What might an updated open contracting approach to data quality look like?
We want to see OCDS as the foundation for quality data: to provide methods and tools layered on top of the OCDS schema that help publishers get there and help users negotiate for the data they need for changing business as usual.
One common methodology for assessing quality is through ranking. With a ranking, one can directly compare datasets either on a single score or in some cases, across a range of dimensions. This makes it possible to see which datasets already perform well against a set of common metrics, and which demonstrate the greatest opportunity for improvement against those same metrics. There is evidence that government rankings motivate behavior changes, as Christopher Wilson describes in a recent literature review.
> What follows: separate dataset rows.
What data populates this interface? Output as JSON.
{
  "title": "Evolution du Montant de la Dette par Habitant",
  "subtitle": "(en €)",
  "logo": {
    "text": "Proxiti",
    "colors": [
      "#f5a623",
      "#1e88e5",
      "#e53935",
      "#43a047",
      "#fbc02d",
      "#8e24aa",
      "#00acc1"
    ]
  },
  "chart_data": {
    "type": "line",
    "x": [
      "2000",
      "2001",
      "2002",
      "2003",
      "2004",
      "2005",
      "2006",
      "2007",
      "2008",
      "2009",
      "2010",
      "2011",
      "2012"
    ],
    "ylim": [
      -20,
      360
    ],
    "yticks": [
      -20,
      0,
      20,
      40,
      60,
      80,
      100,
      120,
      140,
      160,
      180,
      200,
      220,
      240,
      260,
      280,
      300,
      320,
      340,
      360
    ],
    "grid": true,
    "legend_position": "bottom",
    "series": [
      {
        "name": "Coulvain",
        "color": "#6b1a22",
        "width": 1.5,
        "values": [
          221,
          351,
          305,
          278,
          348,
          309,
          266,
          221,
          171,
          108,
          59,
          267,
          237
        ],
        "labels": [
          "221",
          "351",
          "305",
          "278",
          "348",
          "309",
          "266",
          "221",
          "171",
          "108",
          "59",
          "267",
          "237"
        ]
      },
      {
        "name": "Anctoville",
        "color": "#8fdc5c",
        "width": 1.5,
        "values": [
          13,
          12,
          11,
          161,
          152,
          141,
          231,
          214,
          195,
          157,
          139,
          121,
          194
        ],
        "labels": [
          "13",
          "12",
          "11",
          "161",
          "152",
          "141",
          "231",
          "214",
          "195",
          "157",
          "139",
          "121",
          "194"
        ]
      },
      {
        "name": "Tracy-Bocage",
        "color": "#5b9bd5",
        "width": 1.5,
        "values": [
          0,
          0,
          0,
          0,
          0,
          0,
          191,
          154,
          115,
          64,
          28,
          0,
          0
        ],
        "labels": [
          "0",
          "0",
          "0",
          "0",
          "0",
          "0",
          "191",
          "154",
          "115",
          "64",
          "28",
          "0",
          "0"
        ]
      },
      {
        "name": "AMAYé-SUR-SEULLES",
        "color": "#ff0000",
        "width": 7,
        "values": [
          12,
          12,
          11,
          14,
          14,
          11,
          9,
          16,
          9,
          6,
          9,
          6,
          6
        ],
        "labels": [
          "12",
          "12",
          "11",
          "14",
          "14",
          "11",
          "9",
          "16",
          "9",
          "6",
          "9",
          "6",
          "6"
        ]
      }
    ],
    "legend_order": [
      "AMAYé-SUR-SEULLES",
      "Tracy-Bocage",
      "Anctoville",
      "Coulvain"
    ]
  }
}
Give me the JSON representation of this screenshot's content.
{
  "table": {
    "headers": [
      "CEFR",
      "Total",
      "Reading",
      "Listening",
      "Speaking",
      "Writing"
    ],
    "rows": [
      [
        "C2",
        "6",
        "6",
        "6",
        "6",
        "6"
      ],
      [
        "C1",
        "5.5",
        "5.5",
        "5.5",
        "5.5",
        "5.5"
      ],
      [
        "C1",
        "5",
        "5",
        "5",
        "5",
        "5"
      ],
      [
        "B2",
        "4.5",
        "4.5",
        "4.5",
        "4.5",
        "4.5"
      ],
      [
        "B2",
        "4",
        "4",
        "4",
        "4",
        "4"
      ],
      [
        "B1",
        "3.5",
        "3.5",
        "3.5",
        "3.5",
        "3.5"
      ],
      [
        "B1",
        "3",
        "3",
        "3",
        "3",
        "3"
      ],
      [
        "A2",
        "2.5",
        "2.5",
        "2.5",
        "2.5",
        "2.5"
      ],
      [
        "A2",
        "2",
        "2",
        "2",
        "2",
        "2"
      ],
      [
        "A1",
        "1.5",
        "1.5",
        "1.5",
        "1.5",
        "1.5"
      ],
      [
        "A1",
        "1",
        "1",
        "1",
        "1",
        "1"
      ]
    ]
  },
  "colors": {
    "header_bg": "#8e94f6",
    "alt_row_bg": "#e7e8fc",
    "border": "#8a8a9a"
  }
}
At the same time, as he points out, rankings can promote adverse behavior: «Comparative and numerical global assessments can incentivize box checking rather than actual norm adoption.» And most rankings measure against some externally defined metrics, shifting power to those who set the general metrics, and away from the grassroots data users. So, the pros and cons of ranking must be carefully weighed.
Another approach may be to provide a flexible framework, that offers quality feedback relative to the particular use-cases for a dataset. An important consideration for this kind of data quality tool is defining which elements of data are the most important for which end users and then identifying how to assess the quality of those data elements. Here, we see an interesting trade-off between quantity of fields and quality: when it comes to data quality, more data doesn’t always translate to better data. We explore this balance in «Using it, not losing it, over procurement data», the latest addition to our use case guidance series. This new guidance includes:
- a research report on what five open contracting champions consider to be priority data, information, stakeholder, and publication requirements;
- a use case to OCDS mapping that suggests almost 50 new indicators each related to specific use cases (which compliment the 120 red flag indicators we identified in our previous round of research); and
- a guidance document for reading the mapping and diving deeper into how data can support the achievement of targets.
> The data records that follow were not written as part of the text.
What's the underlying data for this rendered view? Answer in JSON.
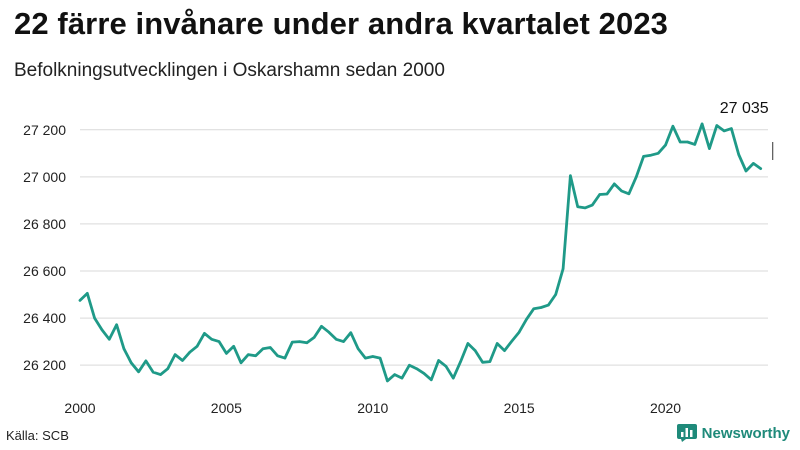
{
  "title": "22 färre invånare under andra kvartalet 2023",
  "subtitle": "Befolkningsutvecklingen i Oskarshamn sedan 2000",
  "source": "Källa: SCB",
  "brand": {
    "name": "Newsworthy",
    "icon": "newsworthy-chart-icon",
    "color": "#1f8a7a"
  },
  "chart_data": {
    "type": "line",
    "title": "22 färre invånare under andra kvartalet 2023",
    "subtitle": "Befolkningsutvecklingen i Oskarshamn sedan 2000",
    "xlabel": "",
    "ylabel": "",
    "xlim": [
      2000,
      2023.5
    ],
    "ylim": [
      26120,
      27250
    ],
    "grid": true,
    "line_color": "#1f9a88",
    "x_ticks": [
      2000,
      2005,
      2010,
      2015,
      2020
    ],
    "x_tick_labels": [
      "2000",
      "2005",
      "2010",
      "2015",
      "2020"
    ],
    "y_ticks": [
      26200,
      26400,
      26600,
      26800,
      27000,
      27200
    ],
    "y_tick_labels": [
      "26 200",
      "26 400",
      "26 600",
      "26 800",
      "27 000",
      "27 200"
    ],
    "annotation": {
      "text": "27 035",
      "x": 2023.25,
      "y": 27035
    },
    "series": [
      {
        "x": [
          2000.0,
          2000.25,
          2000.5,
          2000.75,
          2001.0,
          2001.25,
          2001.5,
          2001.75,
          2002.0,
          2002.25,
          2002.5,
          2002.75,
          2003.0,
          2003.25,
          2003.5,
          2003.75,
          2004.0,
          2004.25,
          2004.5,
          2004.75,
          2005.0,
          2005.25,
          2005.5,
          2005.75,
          2006.0,
          2006.25,
          2006.5,
          2006.75,
          2007.0,
          2007.25,
          2007.5,
          2007.75,
          2008.0,
          2008.25,
          2008.5,
          2008.75,
          2009.0,
          2009.25,
          2009.5,
          2009.75,
          2010.0,
          2010.25,
          2010.5,
          2010.75,
          2011.0,
          2011.25,
          2011.5,
          2011.75,
          2012.0,
          2012.25,
          2012.5,
          2012.75,
          2013.0,
          2013.25,
          2013.5,
          2013.75,
          2014.0,
          2014.25,
          2014.5,
          2014.75,
          2015.0,
          2015.25,
          2015.5,
          2015.75,
          2016.0,
          2016.25,
          2016.5,
          2016.75,
          2017.0,
          2017.25,
          2017.5,
          2017.75,
          2018.0,
          2018.25,
          2018.5,
          2018.75,
          2019.0,
          2019.25,
          2019.5,
          2019.75,
          2020.0,
          2020.25,
          2020.5,
          2020.75,
          2021.0,
          2021.25,
          2021.5,
          2021.75,
          2022.0,
          2022.25,
          2022.5,
          2022.75,
          2023.0,
          2023.25
        ],
        "values": [
          26475,
          26505,
          26400,
          26350,
          26310,
          26372,
          26270,
          26210,
          26172,
          26218,
          26170,
          26160,
          26185,
          26245,
          26220,
          26255,
          26280,
          26335,
          26310,
          26300,
          26250,
          26280,
          26210,
          26245,
          26240,
          26270,
          26275,
          26240,
          26230,
          26298,
          26300,
          26295,
          26318,
          26365,
          26340,
          26310,
          26300,
          26338,
          26270,
          26230,
          26237,
          26230,
          26133,
          26160,
          26145,
          26200,
          26185,
          26165,
          26138,
          26220,
          26195,
          26145,
          26215,
          26292,
          26262,
          26212,
          26215,
          26292,
          26262,
          26302,
          26340,
          26395,
          26440,
          26445,
          26455,
          26500,
          26610,
          27005,
          26873,
          26868,
          26880,
          26925,
          26927,
          26970,
          26940,
          26928,
          27000,
          27087,
          27092,
          27100,
          27135,
          27215,
          27148,
          27148,
          27138,
          27225,
          27120,
          27218,
          27195,
          27205,
          27095,
          27025,
          27057,
          27035
        ]
      }
    ]
  }
}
Next up, we want to engage more deeply with the open contracting community to provide richer guidance on what we mean by “data quality” and how actors across sectors can find real value in open procurement data. We are already thinking through a new set of guides, tools, and other resources regarding data quality that will hold community engagement at its core. Through this investigation and development process, we aim to find automated, reusable ways to provide data publishers with feedback on data quality and to support and incentivize publishers to identify and close information gaps.
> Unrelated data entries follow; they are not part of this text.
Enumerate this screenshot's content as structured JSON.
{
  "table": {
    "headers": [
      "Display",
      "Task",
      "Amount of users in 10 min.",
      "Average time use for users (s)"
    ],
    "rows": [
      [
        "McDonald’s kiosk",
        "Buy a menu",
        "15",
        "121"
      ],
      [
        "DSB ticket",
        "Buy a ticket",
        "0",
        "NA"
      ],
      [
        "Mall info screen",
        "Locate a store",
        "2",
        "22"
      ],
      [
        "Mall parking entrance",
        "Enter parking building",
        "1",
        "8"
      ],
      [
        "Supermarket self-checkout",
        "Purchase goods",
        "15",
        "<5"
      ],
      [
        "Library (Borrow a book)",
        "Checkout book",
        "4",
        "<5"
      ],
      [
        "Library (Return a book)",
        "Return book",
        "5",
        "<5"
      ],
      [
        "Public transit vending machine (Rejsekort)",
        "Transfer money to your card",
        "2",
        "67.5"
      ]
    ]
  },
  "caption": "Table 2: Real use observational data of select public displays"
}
Developing a clear methodology to assess data quality, and crafting the tools to operationalize it, is going to be a challenge and one that we are going to need a lot of help with. If you’re taking the time to read this blog post, we want you, whatever your level of technical expertise, to be included in our work on data quality.
We would love your feedback and thoughts so that our development process can be as community-oriented as possible (please send ideas to firstname.lastname@example.org). In the coming months, we will also be preparing more formal opportunities for organizations to propose and build data quality tools to assist our community to continually assess the scope and quality of OCDS datasets.
We would love to hear your real-world examples of where data quality assessment, especially automated assessment, has been done well elsewhere. If we can learn from these assessment models and create even stronger tools and guides to support the community, we can help set a wider precedent for the challenge of opening up the data that really matter in formats that encourage use and reuse. We can model the behavior that citizens around the world deserve from their government.